In emotional, tear-filled interviews, Richard Martinez told reporters that stronger gun control laws could have prevented his son’s all-too-early death. “Why did Chris die? Chris died because of craven, irresponsible politicians and the NRA. They talk about gun rights. What about Chris’ right to live?” said Richard Martinez.
Feinstein pointed to the NRA and its considerable influence over U.S. policymaking. “Unfortunately, the NRA continues to have a stranglehold on Congress, preventing even commonsense measures like universal background checks that have overwhelming support,” she said. “Americans need to rise up and say enough is enough. Until that happens, we will continue to see these devastating attacks. Shame on us for allowing this to continue.”
The NRA has not commented on the tragedy.
Richard Feldman, president of the International Firearm Owners Association, said lack of funding for mental health treatment and other circumstances, not gun laws, are to blame for the tragedy.
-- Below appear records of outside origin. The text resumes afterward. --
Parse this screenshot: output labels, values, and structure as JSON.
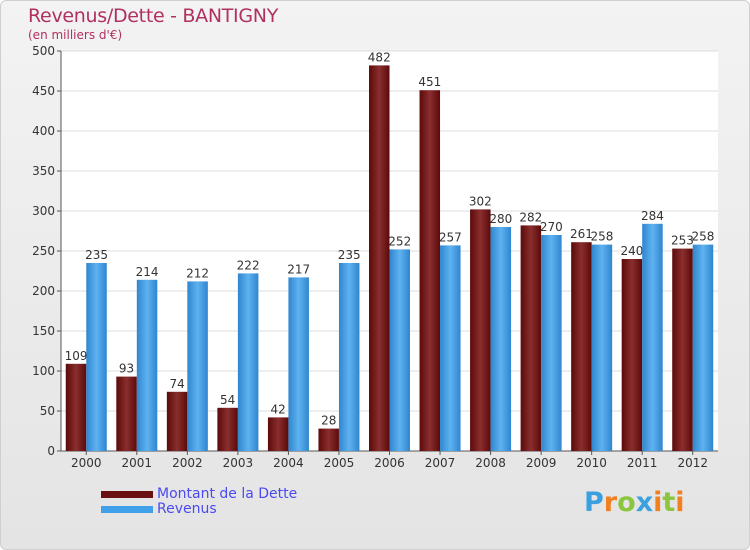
{
  "title": "Revenus/Dette - BANTIGNY",
  "subtitle": "(en milliers d'€)",
  "chart_data": {
    "type": "bar",
    "title": "Revenus/Dette - BANTIGNY",
    "ylabel": "(en milliers d'€)",
    "xlabel": "",
    "ylim": [
      0,
      500
    ],
    "yticks": [
      0,
      50,
      100,
      150,
      200,
      250,
      300,
      350,
      400,
      450,
      500
    ],
    "grid": "horizontal",
    "legend_position": "bottom-left",
    "categories": [
      "2000",
      "2001",
      "2002",
      "2003",
      "2004",
      "2005",
      "2006",
      "2007",
      "2008",
      "2009",
      "2010",
      "2011",
      "2012"
    ],
    "series": [
      {
        "name": "Montant de la Dette",
        "color": "#7a1a1a",
        "values": [
          109,
          93,
          74,
          54,
          42,
          28,
          482,
          451,
          302,
          282,
          261,
          240,
          253
        ]
      },
      {
        "name": "Revenus",
        "color": "#3f9fe8",
        "values": [
          235,
          214,
          212,
          222,
          217,
          235,
          252,
          257,
          280,
          270,
          258,
          284,
          258
        ]
      }
    ]
  },
  "legend": {
    "items": [
      {
        "label": "Montant de la Dette",
        "color": "#6b1010"
      },
      {
        "label": "Revenus",
        "color": "#3f9fe8"
      }
    ]
  },
  "logo": {
    "text": "Proxiti",
    "letters": [
      {
        "ch": "P",
        "color": "#3aa0e0"
      },
      {
        "ch": "r",
        "color": "#f08020"
      },
      {
        "ch": "o",
        "color": "#8cc63f"
      },
      {
        "ch": "x",
        "color": "#3aa0e0"
      },
      {
        "ch": "i",
        "color": "#f08020"
      },
      {
        "ch": "t",
        "color": "#8cc63f"
      },
      {
        "ch": "i",
        "color": "#f08020"
      }
    ]
  }
}
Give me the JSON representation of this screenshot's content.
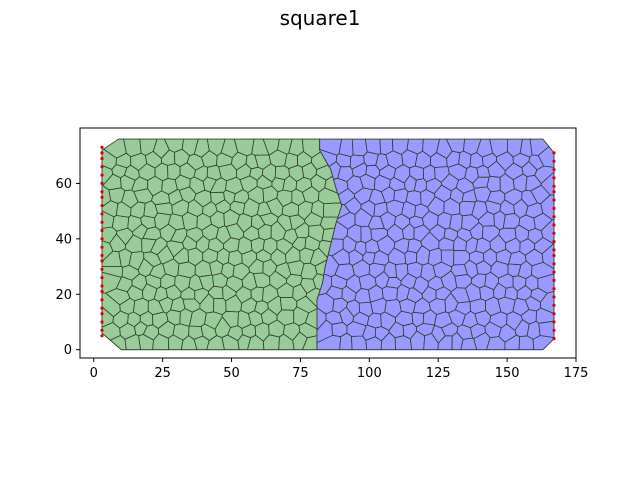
{
  "chart_data": {
    "type": "mesh",
    "title": "square1",
    "xlabel": "",
    "ylabel": "",
    "xlim": [
      -5,
      175
    ],
    "ylim": [
      -3,
      80
    ],
    "x_ticks": [
      0,
      25,
      50,
      75,
      100,
      125,
      150,
      175
    ],
    "y_ticks": [
      0,
      20,
      40,
      60
    ],
    "grid": false,
    "regions": [
      {
        "color": "#99cc99",
        "boundary": [
          [
            3,
            72
          ],
          [
            9,
            76
          ],
          [
            82,
            76
          ],
          [
            82,
            72
          ],
          [
            86,
            65
          ],
          [
            88,
            58
          ],
          [
            90,
            52
          ],
          [
            88,
            46
          ],
          [
            86,
            38
          ],
          [
            84,
            30
          ],
          [
            83,
            24
          ],
          [
            81,
            18
          ],
          [
            81,
            0
          ],
          [
            10,
            0
          ],
          [
            3,
            6
          ]
        ]
      },
      {
        "color": "#9999ff",
        "boundary": [
          [
            82,
            76
          ],
          [
            163,
            76
          ],
          [
            167,
            71
          ],
          [
            167,
            4
          ],
          [
            163,
            0
          ],
          [
            81,
            0
          ],
          [
            81,
            18
          ],
          [
            83,
            24
          ],
          [
            84,
            30
          ],
          [
            86,
            38
          ],
          [
            88,
            46
          ],
          [
            90,
            52
          ],
          [
            88,
            58
          ],
          [
            86,
            65
          ],
          [
            82,
            72
          ]
        ]
      }
    ],
    "boundary_points_left": {
      "x": 3,
      "y": [
        73,
        71,
        69,
        66,
        63,
        60,
        57,
        55,
        52,
        49,
        46,
        43,
        40,
        37,
        34,
        32,
        29,
        26,
        23,
        21,
        18,
        15,
        13,
        10,
        7,
        5
      ]
    },
    "boundary_points_right": {
      "x": 167,
      "y": [
        71,
        68,
        65,
        62,
        59,
        57,
        54,
        51,
        48,
        45,
        42,
        39,
        36,
        34,
        31,
        28,
        25,
        22,
        19,
        16,
        13,
        10,
        7,
        4
      ]
    },
    "colors": {
      "edge": "#2f3f2f",
      "boundary_point": "#dd0000"
    }
  }
}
“Once again our dangerously underfunded mental health system will get honorable mention and short shrift as the culprit in last night’s horrific mass killing in Santa Barbara, Calif., by a tortured, dejected, angry loner,” Feldman said in a statement. “After the Newtown shooting, everyone from the White House to the state house mentioned mental health as the real culprit, but what have we done about it? The number of mass killings represent only a tiny fraction of senseless killings, but get 99 percent of the air time and are responsible for some additional copycat killings.”
Around the nation, many are voicing support for Martinez and Feinstein, saying the time has come for stronger gun control and more measures such as background checks.
The Isla Vista tragedy should be a call to action for lawmakers to bring gun control back to the Senate agenda and to pursue more safety measures, Sen. Richard Blumenthal, D-Connecticut, told CBS’s “Face the Nation.”
“I really, sincerely, hope that this tragedy, — this unimaginable, unspeakable tragedy — will provide an impetus to bring back measures that would keep guns out of the hands of dangerous people who are severely troubled or deranged like this young man was and provide resources,” Blumenthal said. “We need mental health resources.”
— Stephen Nellis contributed reporting to this story.